Through the Action for Transparency (A4T) Smartphone app, being piloted in three Ugandan districts, communities are being armed with information allowing them to report anonymously when budget allocations for health centres and schools fail to match public expenditure.

Using the GPS-enabled A4T app, a user can receive the location of a school or health centre, the number of staff allocated to them by both the government and the institution, and the amount of money approved and dispersed.

If they suspect money is being misused -- for example if the government provides funds for an ambulance which then is nowhere to be seen -- the user can simply click on the app's whistle icon to send an instant report to the A4T website and their Facebook page.

"If it is a police case we'll report it to the police," said Moses Karatunga, the programme officer for Transparency International (TI) Uganda. "If it's an advocacy issue we can take it up with the ministry."
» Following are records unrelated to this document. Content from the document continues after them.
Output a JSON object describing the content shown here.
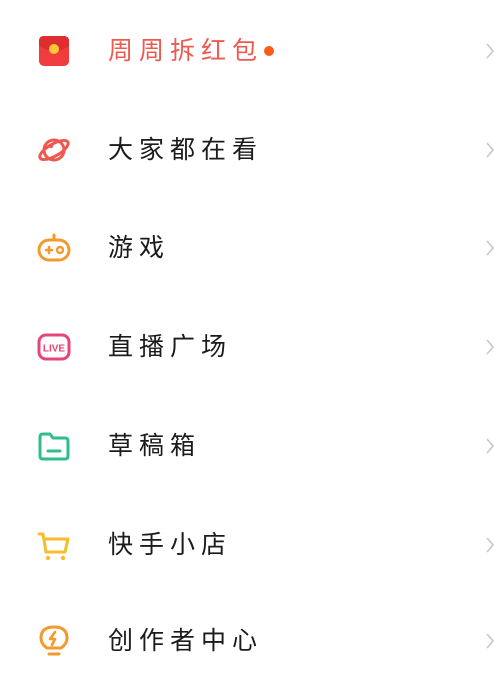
{
  "menu": {
    "items": [
      {
        "label": "周周拆红包",
        "icon": "red-envelope-icon",
        "highlight": true,
        "badge_dot": true
      },
      {
        "label": "大家都在看",
        "icon": "planet-icon"
      },
      {
        "label": "游戏",
        "icon": "gamepad-icon"
      },
      {
        "label": "直播广场",
        "icon": "live-icon"
      },
      {
        "label": "草稿箱",
        "icon": "folder-icon"
      },
      {
        "label": "快手小店",
        "icon": "shopping-cart-icon"
      },
      {
        "label": "创作者中心",
        "icon": "lightbulb-icon"
      }
    ]
  },
  "colors": {
    "highlight_text": "#ee5a4f",
    "badge_dot": "#ff5a17",
    "red_envelope": "#f03c3c",
    "planet": "#f0574f",
    "gamepad": "#f39a2c",
    "live": "#e7457a",
    "folder": "#2fbd8f",
    "cart": "#f5be2e",
    "lightbulb": "#f39a2c",
    "chevron": "#c8c8c8"
  }
}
Keeping tabs on the cash flow

In the past year, Uganda's corruption rating has deteriorated, according to TI. They are introducing the app along with the Fojo Media Institute, part of Linnaeus University in Sweden, the Uganda Media Development Foundation (UMDF) and the African Center for Media Excellence (ACME).

Gerald Businge, the A4T project coordinator, said Ugandans feared blowing the whistle on corruption.
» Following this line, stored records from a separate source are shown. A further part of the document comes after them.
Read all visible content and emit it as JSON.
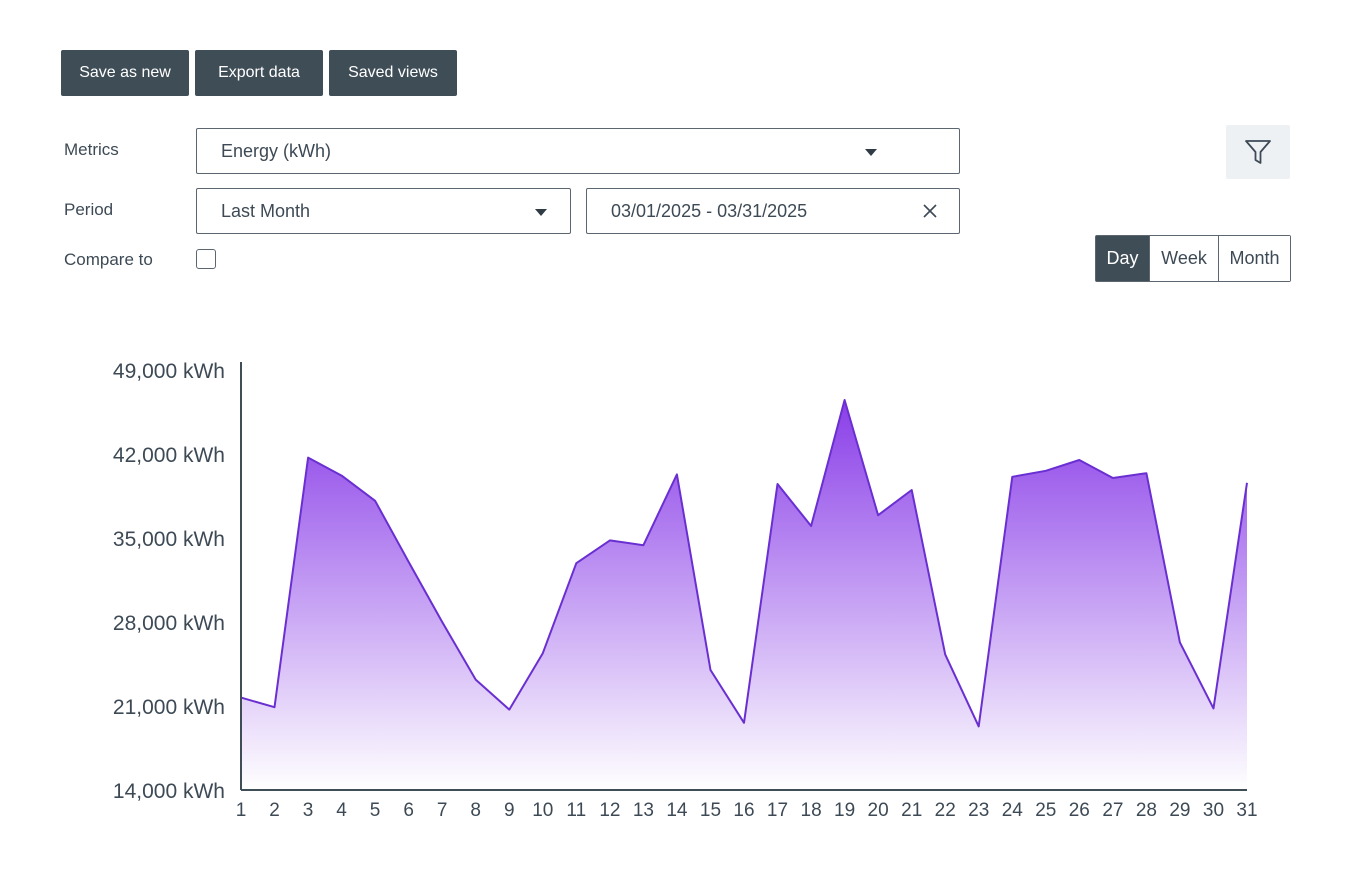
{
  "toolbar": {
    "save_as_new": "Save as new",
    "export_data": "Export data",
    "saved_views": "Saved views"
  },
  "filters": {
    "metrics_label": "Metrics",
    "metrics_value": "Energy (kWh)",
    "period_label": "Period",
    "period_value": "Last Month",
    "date_range": "03/01/2025 - 03/31/2025",
    "compare_label": "Compare to",
    "compare_checked": false
  },
  "granularity": {
    "options": [
      "Day",
      "Week",
      "Month"
    ],
    "selected": "Day"
  },
  "icons": {
    "filter": "filter-icon",
    "clear": "close-icon",
    "dropdown": "chevron-down-icon"
  },
  "colors": {
    "button_dark": "#3f4d57",
    "series_stroke": "#6a2fd1",
    "series_fill_top": "#8a3ee8",
    "series_fill_bottom": "#ffffff"
  },
  "chart_data": {
    "type": "area",
    "x": [
      "1",
      "2",
      "3",
      "4",
      "5",
      "6",
      "7",
      "8",
      "9",
      "10",
      "11",
      "12",
      "13",
      "14",
      "15",
      "16",
      "17",
      "18",
      "19",
      "20",
      "21",
      "22",
      "23",
      "24",
      "25",
      "26",
      "27",
      "28",
      "29",
      "30",
      "31"
    ],
    "series": [
      {
        "values": [
          21700,
          20900,
          41700,
          40200,
          38100,
          33000,
          28000,
          23200,
          20700,
          25400,
          32900,
          34800,
          34400,
          40300,
          24000,
          19600,
          39500,
          36000,
          46500,
          36900,
          39000,
          25300,
          19300,
          40100,
          40600,
          41500,
          40000,
          40400,
          26300,
          20800,
          39600
        ]
      }
    ],
    "ylim": [
      14000,
      49000
    ],
    "yticks": [
      "14,000 kWh",
      "21,000 kWh",
      "28,000 kWh",
      "35,000 kWh",
      "42,000 kWh",
      "49,000 kWh"
    ],
    "ytick_values": [
      14000,
      21000,
      28000,
      35000,
      42000,
      49000
    ],
    "grid": false
  }
}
"They think they could get sacked, they could get victimised," he said. "There is also that worry 'I report and nothing is done.' So we're saying 'take this to the public court'."

President of Uganda Yoweri Museveni address
 the United Nations General Assembly on
 September 24, 2014 in New York. An app is
 helping to tackle corruption in Uganda (AFP
Photo/Andrew Burton)
But it's hoped that through A4T, which has been funded by SIDA, the Swedish International Development Agency, mismanagement of money can be prevented.

"When people know they're being monitored they're less likely to squander or misuse money," said Businge.

Community monitors such as Twahah Musoke visit schools and health facilities in their area a minimum of two times in a quarter. The institutions and facilities can also access the app from the TI representatives.

Already Musoke has been to five schools, including Kiwenda primary, and three health centres in the Busukuma area, home to about 16,000 people, in Wakiso district.

Challenges related to monitoring money include financial committees not knowing how much government money is being sent, and information and money staying with one person, for instance a school headmistress, instead of a team, he said.

"We need to empower people to realise it's their responsibility to access this information," said Musoke.

"If they go and seek the information the administrators of these facilities will be in a position to account for and utilise (the money) the way it's meant to be utilised."

Businge said phones were chosen for the project as "very many Ugandans have mobile phones and at least every family has a mobile phone".

"We're telling people that phones can do much more than what you're already doing," he said.